Keep posting, let us know what's going on. You're in a group of caring people, many of whom feel (or felt like you). You'll probably get some support, some encouragement.
I agree that life is extremely painful. I also feel like the suffering is neverending. Whenever I start to finally get a grip on one problem, another surfaces.
Somewhere within me, I've wanted that, too, what you speak of. It seems tantalizing when put that way -- to lie down and never wake up -- as if it is that peaceful to simply drift off to a beautiful, pain-free, idyllic dream world. During those times I have to remind myself that the act of dying is not peaceful and it is not pain-free. Dying would probably be more painful than anything I've ever experienced in my life -- and I have experienced a lot of physical and emotional pain. There is a reflex that kicks in when the brain realizes that the body is dying. Suddenly the self-preservation instinct kicks in and it fights and struggles against what you're doing. It fights to live but it is too late. It's a shame most of us can't get that feeling before we do something irreversible.

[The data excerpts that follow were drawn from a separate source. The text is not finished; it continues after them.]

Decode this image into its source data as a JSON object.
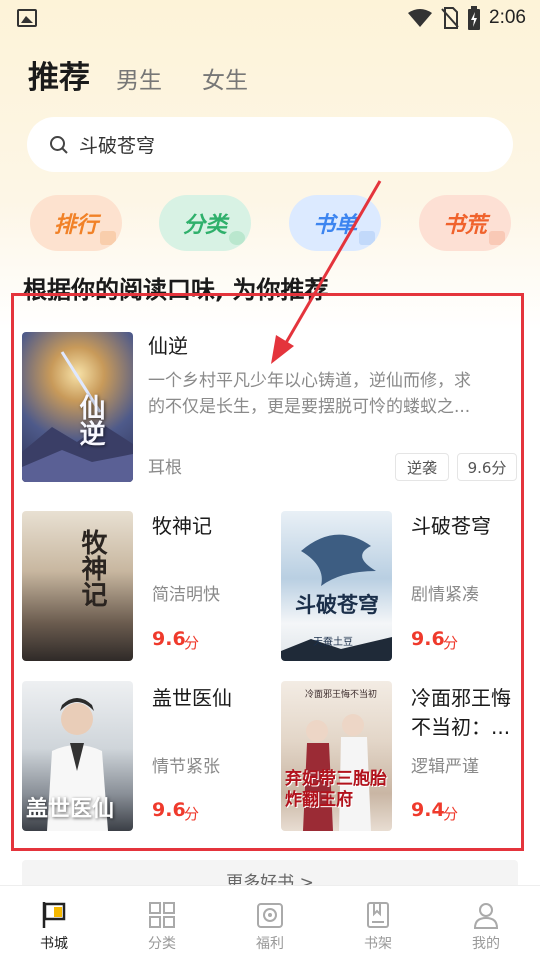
{
  "status_bar": {
    "time": "2:06"
  },
  "tabs": {
    "active": "推荐",
    "items": [
      "男生",
      "女生"
    ]
  },
  "search": {
    "value": "斗破苍穹"
  },
  "quick_buttons": [
    "排行",
    "分类",
    "书单",
    "书荒"
  ],
  "section_title": "根据你的阅读口味, 为你推荐",
  "featured": {
    "title": "仙逆",
    "cover_text": "仙逆",
    "desc_line1": "一个乡村平凡少年以心铸道，逆仙而修，求",
    "desc_line2": "的不仅是长生，更是要摆脱可怜的蝼蚁之...",
    "author": "耳根",
    "tag": "逆袭",
    "score": "9.6分"
  },
  "books": [
    {
      "title": "牧神记",
      "cover_text": "牧神记",
      "tag": "简洁明快",
      "score": "9.6",
      "unit": "分"
    },
    {
      "title": "斗破苍穹",
      "cover_text": "斗破苍穹",
      "cover_sub": "天蚕土豆",
      "tag": "剧情紧凑",
      "score": "9.6",
      "unit": "分"
    },
    {
      "title": "盖世医仙",
      "cover_text": "盖世医仙",
      "tag": "情节紧张",
      "score": "9.6",
      "unit": "分"
    },
    {
      "title_line1": "冷面邪王悔",
      "title_line2": "不当初：...",
      "cover_text": "弃妃带三胞胎炸翻王府",
      "cover_top": "冷面邪王悔不当初",
      "tag": "逻辑严谨",
      "score": "9.4",
      "unit": "分"
    }
  ],
  "more_label": "更多好书 >",
  "bottom_nav": [
    "书城",
    "分类",
    "福利",
    "书架",
    "我的"
  ],
  "colors": {
    "accent_red": "#ef3a2c",
    "annotation_red": "#e4343c"
  }
}
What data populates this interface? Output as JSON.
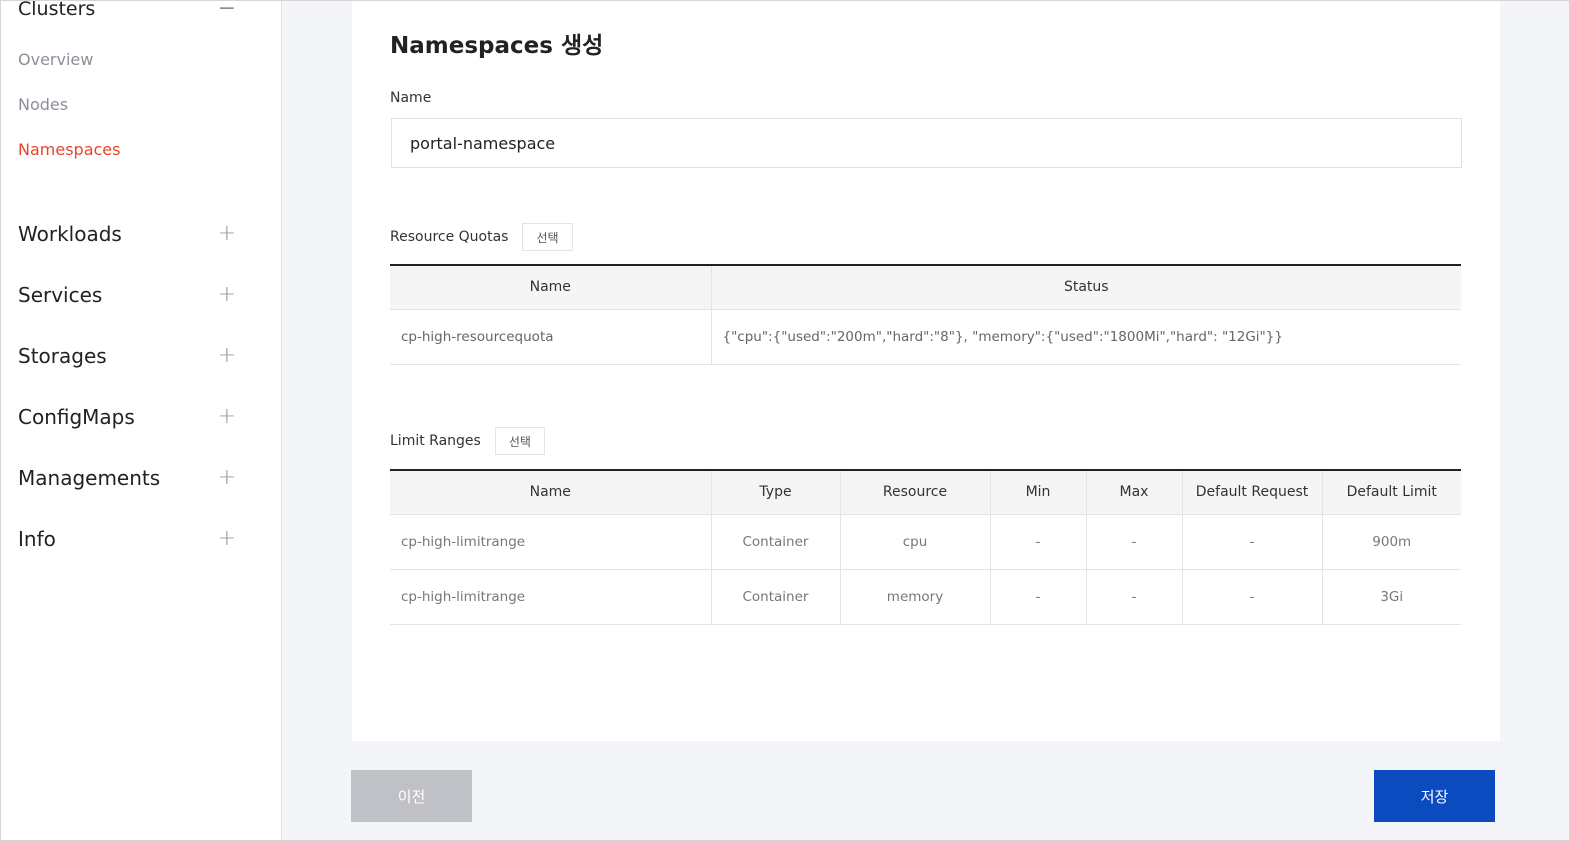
{
  "sidebar": {
    "cluster_title": "Clusters",
    "cluster_toggle": "−",
    "sub_items": [
      {
        "label": "Overview"
      },
      {
        "label": "Nodes"
      },
      {
        "label": "Namespaces"
      }
    ],
    "groups": [
      {
        "label": "Workloads",
        "toggle": "+"
      },
      {
        "label": "Services",
        "toggle": "+"
      },
      {
        "label": "Storages",
        "toggle": "+"
      },
      {
        "label": "ConfigMaps",
        "toggle": "+"
      },
      {
        "label": "Managements",
        "toggle": "+"
      },
      {
        "label": "Info",
        "toggle": "+"
      }
    ]
  },
  "main": {
    "title": "Namespaces 생성",
    "name_label": "Name",
    "name_value": "portal-namespace",
    "resource_quotas": {
      "label": "Resource Quotas",
      "select_label": "선택",
      "headers": [
        "Name",
        "Status"
      ],
      "rows": [
        [
          "cp-high-resourcequota",
          "{\"cpu\":{\"used\":\"200m\",\"hard\":\"8\"}, \"memory\":{\"used\":\"1800Mi\",\"hard\": \"12Gi\"}}"
        ]
      ]
    },
    "limit_ranges": {
      "label": "Limit Ranges",
      "select_label": "선택",
      "headers": [
        "Name",
        "Type",
        "Resource",
        "Min",
        "Max",
        "Default Request",
        "Default Limit"
      ],
      "rows": [
        [
          "cp-high-limitrange",
          "Container",
          "cpu",
          "-",
          "-",
          "-",
          "900m"
        ],
        [
          "cp-high-limitrange",
          "Container",
          "memory",
          "-",
          "-",
          "-",
          "3Gi"
        ]
      ]
    }
  },
  "footer": {
    "prev_label": "이전",
    "save_label": "저장"
  },
  "colors": {
    "active": "#e8452c",
    "primary": "#0a4bbf",
    "disabled": "#c0c1c6"
  }
}
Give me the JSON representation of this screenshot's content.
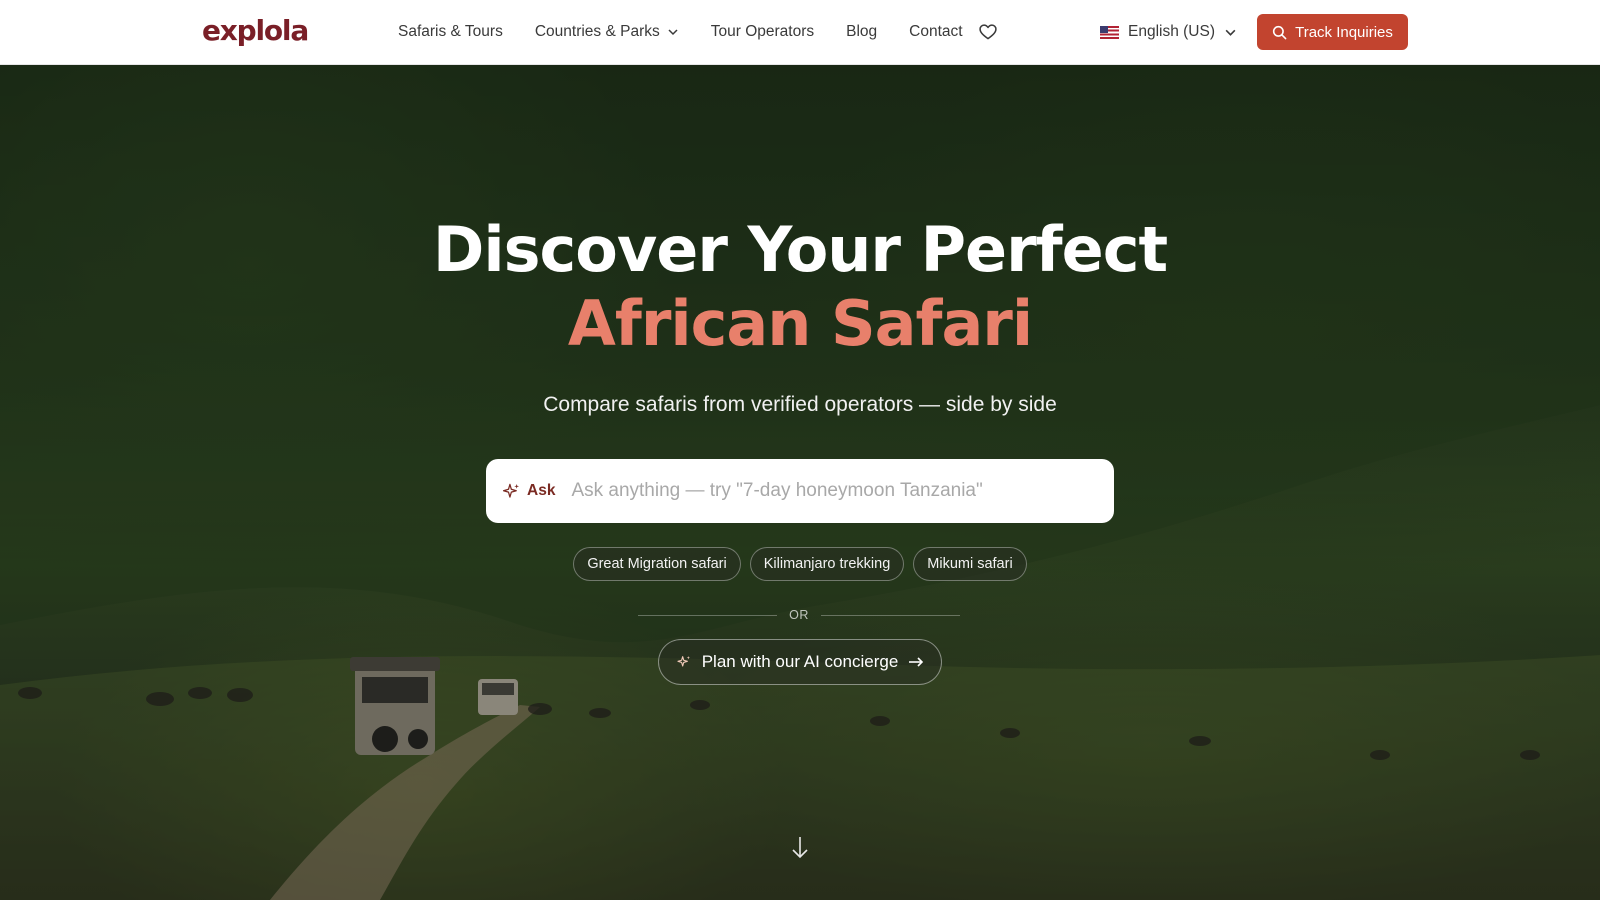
{
  "brand": {
    "name": "explola"
  },
  "nav": {
    "items": [
      {
        "label": "Safaris & Tours",
        "has_dropdown": false
      },
      {
        "label": "Countries & Parks",
        "has_dropdown": true
      },
      {
        "label": "Tour Operators",
        "has_dropdown": false
      },
      {
        "label": "Blog",
        "has_dropdown": false
      },
      {
        "label": "Contact",
        "has_dropdown": false
      }
    ],
    "wishlist_icon": "heart-icon",
    "language": {
      "label": "English (US)",
      "flag": "us-flag-icon"
    },
    "track_button": {
      "label": "Track Inquiries",
      "icon": "search-icon"
    }
  },
  "hero": {
    "title_line1": "Discover Your Perfect",
    "title_line2": "African Safari",
    "subtitle": "Compare safaris from verified operators — side by side",
    "ask": {
      "tag_label": "Ask",
      "tag_icon": "sparkles-icon",
      "placeholder": "Ask anything — try \"7-day honeymoon Tanzania\""
    },
    "chips": [
      "Great Migration safari",
      "Kilimanjaro trekking",
      "Mikumi safari"
    ],
    "or_label": "OR",
    "concierge_button": {
      "label": "Plan with our AI concierge",
      "icon": "sparkles-icon",
      "trailing_icon": "arrow-right-icon"
    },
    "scroll_icon": "arrow-down-icon"
  },
  "colors": {
    "brand": "#7a1f27",
    "accent": "#c2442f",
    "headline_highlight": "#e8806b",
    "header_bg": "#ffffff"
  }
}
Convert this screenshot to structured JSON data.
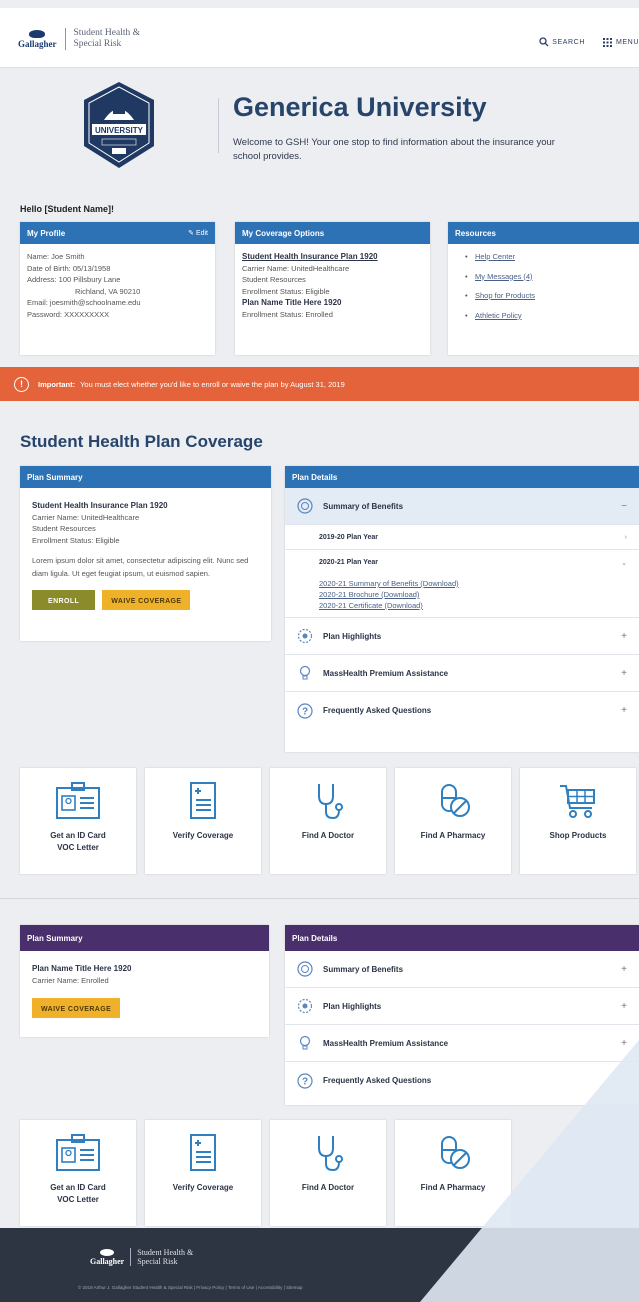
{
  "header": {
    "brand_name": "Gallagher",
    "brand_tagline_1": "Student Health &",
    "brand_tagline_2": "Special Risk",
    "search_label": "SEARCH",
    "menu_label": "MENU"
  },
  "hero": {
    "seal_text": "UNIVERSITY",
    "title": "Generica University",
    "subtitle": "Welcome to GSH! Your one stop to find information about the insurance your school provides."
  },
  "greeting": "Hello [Student Name]!",
  "profile": {
    "title": "My Profile",
    "edit_label": "Edit",
    "lines": [
      "Name: Joe Smith",
      "Date of Birth: 05/13/1958",
      "Address: 100 Pillsbury Lane",
      "Richland, VA 90210",
      "Email: joesmith@schoolname.edu",
      "Password: XXXXXXXXX"
    ]
  },
  "coverage": {
    "title": "My Coverage Options",
    "plan1_link": "Student Health Insurance Plan 1920",
    "plan1_lines": [
      "Carrier Name: UnitedHealthcare",
      "Student Resources",
      "Enrollment Status: Eligible"
    ],
    "plan2_title": "Plan Name Title Here 1920",
    "plan2_status": "Enrollment Status: Enrolled"
  },
  "resources": {
    "title": "Resources",
    "items": [
      "Help Center",
      "My Messages (4)",
      "Shop for Products",
      "Athletic Policy"
    ]
  },
  "alert": {
    "icon": "!",
    "label": "Important:",
    "text": "You must elect whether you'd like to enroll or waive the plan by August 31, 2019"
  },
  "section_title": "Student Health Plan Coverage",
  "summary1": {
    "header": "Plan Summary",
    "plan": "Student Health Insurance Plan 1920",
    "lines": [
      "Carrier Name: UnitedHealthcare",
      "Student Resources",
      "Enrollment Status: Eligible"
    ],
    "body": "Lorem ipsum dolor sit amet, consectetur adipiscing elit. Nunc sed diam ligula. Ut eget feugiat ipsum, ut euismod sapien.",
    "enroll_btn": "ENROLL",
    "waive_btn": "WAIVE COVERAGE"
  },
  "details1": {
    "header": "Plan Details",
    "summary_benefits": "Summary of Benefits",
    "year1": "2019-20 Plan Year",
    "year2": "2020-21 Plan Year",
    "links": [
      "2020-21 Summary of Benefits (Download)",
      "2020-21 Brochure (Download)",
      "2020-21 Certificate (Download)"
    ],
    "highlights": "Plan Highlights",
    "masshealth": "MassHealth Premium Assistance",
    "faq": "Frequently Asked Questions",
    "minus": "−",
    "plus": "+"
  },
  "tiles1": [
    {
      "l1": "Get an ID Card",
      "l2": "VOC Letter"
    },
    {
      "l1": "Verify Coverage",
      "l2": ""
    },
    {
      "l1": "Find A Doctor",
      "l2": ""
    },
    {
      "l1": "Find A Pharmacy",
      "l2": ""
    },
    {
      "l1": "Shop Products",
      "l2": ""
    }
  ],
  "summary2": {
    "header": "Plan Summary",
    "plan": "Plan Name Title Here 1920",
    "line": "Carrier Name: Enrolled",
    "waive_btn": "WAIVE COVERAGE"
  },
  "details2": {
    "header": "Plan Details",
    "summary_benefits": "Summary of Benefits",
    "highlights": "Plan Highlights",
    "masshealth": "MassHealth Premium Assistance",
    "faq": "Frequently Asked Questions",
    "plus": "+"
  },
  "tiles2": [
    {
      "l1": "Get an ID Card",
      "l2": "VOC Letter"
    },
    {
      "l1": "Verify Coverage",
      "l2": ""
    },
    {
      "l1": "Find A Doctor",
      "l2": ""
    },
    {
      "l1": "Find A Pharmacy",
      "l2": ""
    }
  ],
  "footer": {
    "brand_name": "Gallagher",
    "tagline_1": "Student Health &",
    "tagline_2": "Special Risk",
    "copyright": "© 2019 Arthur J. Gallagher Student Health & Special Risk | Privacy Policy | Terms of Use | Accessibility | Sitemap"
  },
  "colors": {
    "primary_blue": "#2c72b5",
    "purple": "#4a2f6d",
    "alert_orange": "#e4633a",
    "olive": "#8b8b2c",
    "yellow": "#f0b12a",
    "navy_text": "#27446b"
  }
}
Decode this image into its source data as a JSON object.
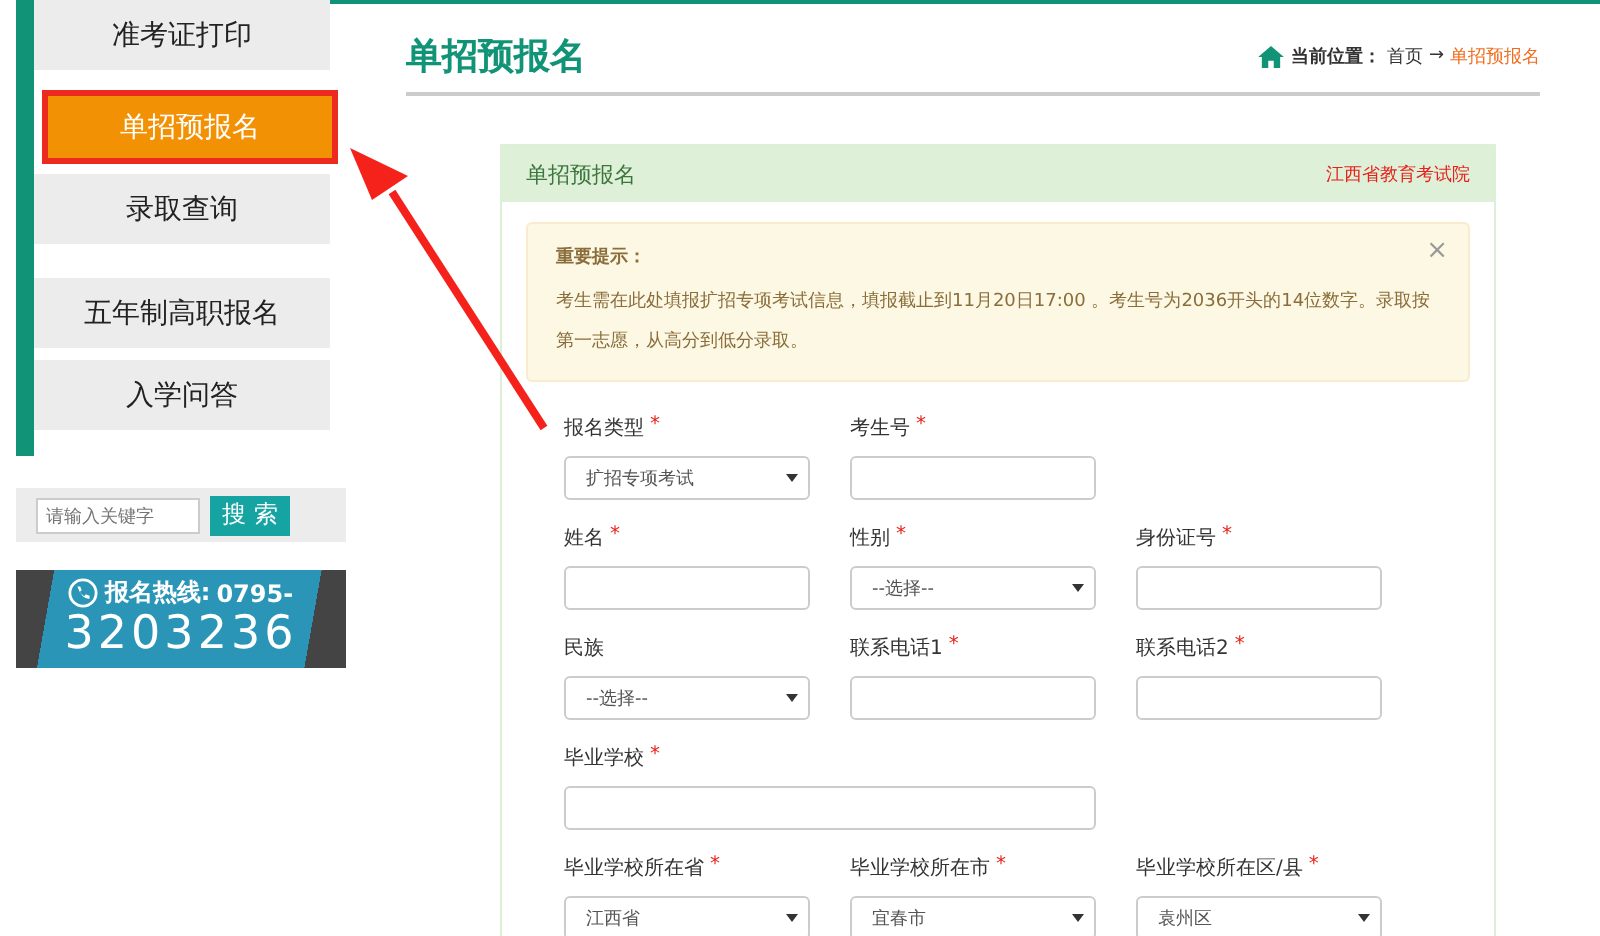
{
  "sidebar": {
    "menu": [
      {
        "label": "准考证打印",
        "selected": false
      },
      {
        "label": "单招预报名",
        "selected": true
      },
      {
        "label": "录取查询",
        "selected": false
      },
      {
        "label": "五年制高职报名",
        "selected": false
      },
      {
        "label": "入学问答",
        "selected": false
      }
    ],
    "search": {
      "placeholder": "请输入关键字",
      "button": "搜 索"
    },
    "hotline": {
      "label": "报名热线:",
      "number_head": "0795-",
      "number": "3203236"
    }
  },
  "page_title": "单招预报名",
  "breadcrumb": {
    "prefix": "当前位置：",
    "home": "首页",
    "arrow": "→",
    "current": "单招预报名"
  },
  "panel": {
    "title": "单招预报名",
    "org": "江西省教育考试院",
    "alert": {
      "title": "重要提示：",
      "text": "考生需在此处填报扩招专项考试信息，填报截止到11月20日17:00 。考生号为2036开头的14位数字。录取按第一志愿，从高分到低分录取。",
      "close": "×"
    },
    "rows": [
      [
        {
          "label": "报名类型",
          "required_mark": "*",
          "kind": "select",
          "value": "扩招专项考试"
        },
        {
          "label": "考生号",
          "required_mark": "*",
          "kind": "input"
        }
      ],
      [
        {
          "label": "姓名",
          "required_mark": "*",
          "kind": "input"
        },
        {
          "label": "性别",
          "required_mark": "*",
          "kind": "select",
          "value": "--选择--"
        },
        {
          "label": "身份证号",
          "required_mark": "*",
          "kind": "input"
        }
      ],
      [
        {
          "label": "民族",
          "kind": "select",
          "value": "--选择--"
        },
        {
          "label": "联系电话1",
          "required_mark": "*",
          "kind": "input"
        },
        {
          "label": "联系电话2",
          "required_mark": "*",
          "kind": "input"
        }
      ],
      [
        {
          "label": "毕业学校",
          "required_mark": "*",
          "kind": "wide-input"
        }
      ],
      [
        {
          "label": "毕业学校所在省",
          "required_mark": "*",
          "kind": "select",
          "value": "江西省"
        },
        {
          "label": "毕业学校所在市",
          "required_mark": "*",
          "kind": "select",
          "value": "宜春市"
        },
        {
          "label": "毕业学校所在区/县",
          "required_mark": "*",
          "kind": "select",
          "value": "袁州区"
        }
      ]
    ]
  }
}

Also, as someone pointed out on another thread, we won't know when we're dead because we will have lost our feelings of perception and our senses by then. So we'll never feel that sense of peace or achievement. Instead we'll die in the midst of more anguish and suffering that we were trying to escape in the first place.
I try to think of these things when I start idealizing death. It's so easy for us to think of it as peace, but if we are not alive then we don't feel that peace. So it's a catch-22. None of us will ever feel the relief we want even if we do die.
I have a suggestion if you don't mind. It just occurred to me now as I'm writing this. I'm thinking about writing about my ideal place, a place free from suffering, as a work of fiction because no such place exists in either life or death. Perhaps creating it and going there during times of suicidal thoughts. Perhaps that could be the escape that we seek. Somewhere to "check out" mentally from this world and just imagine something. Or even create something. Just a thought. Hope it helps.
I feel exactly like you, but I have to agree with total eclipse. Death is not freedom. It's just the end. Freedom is moving away from the darkness.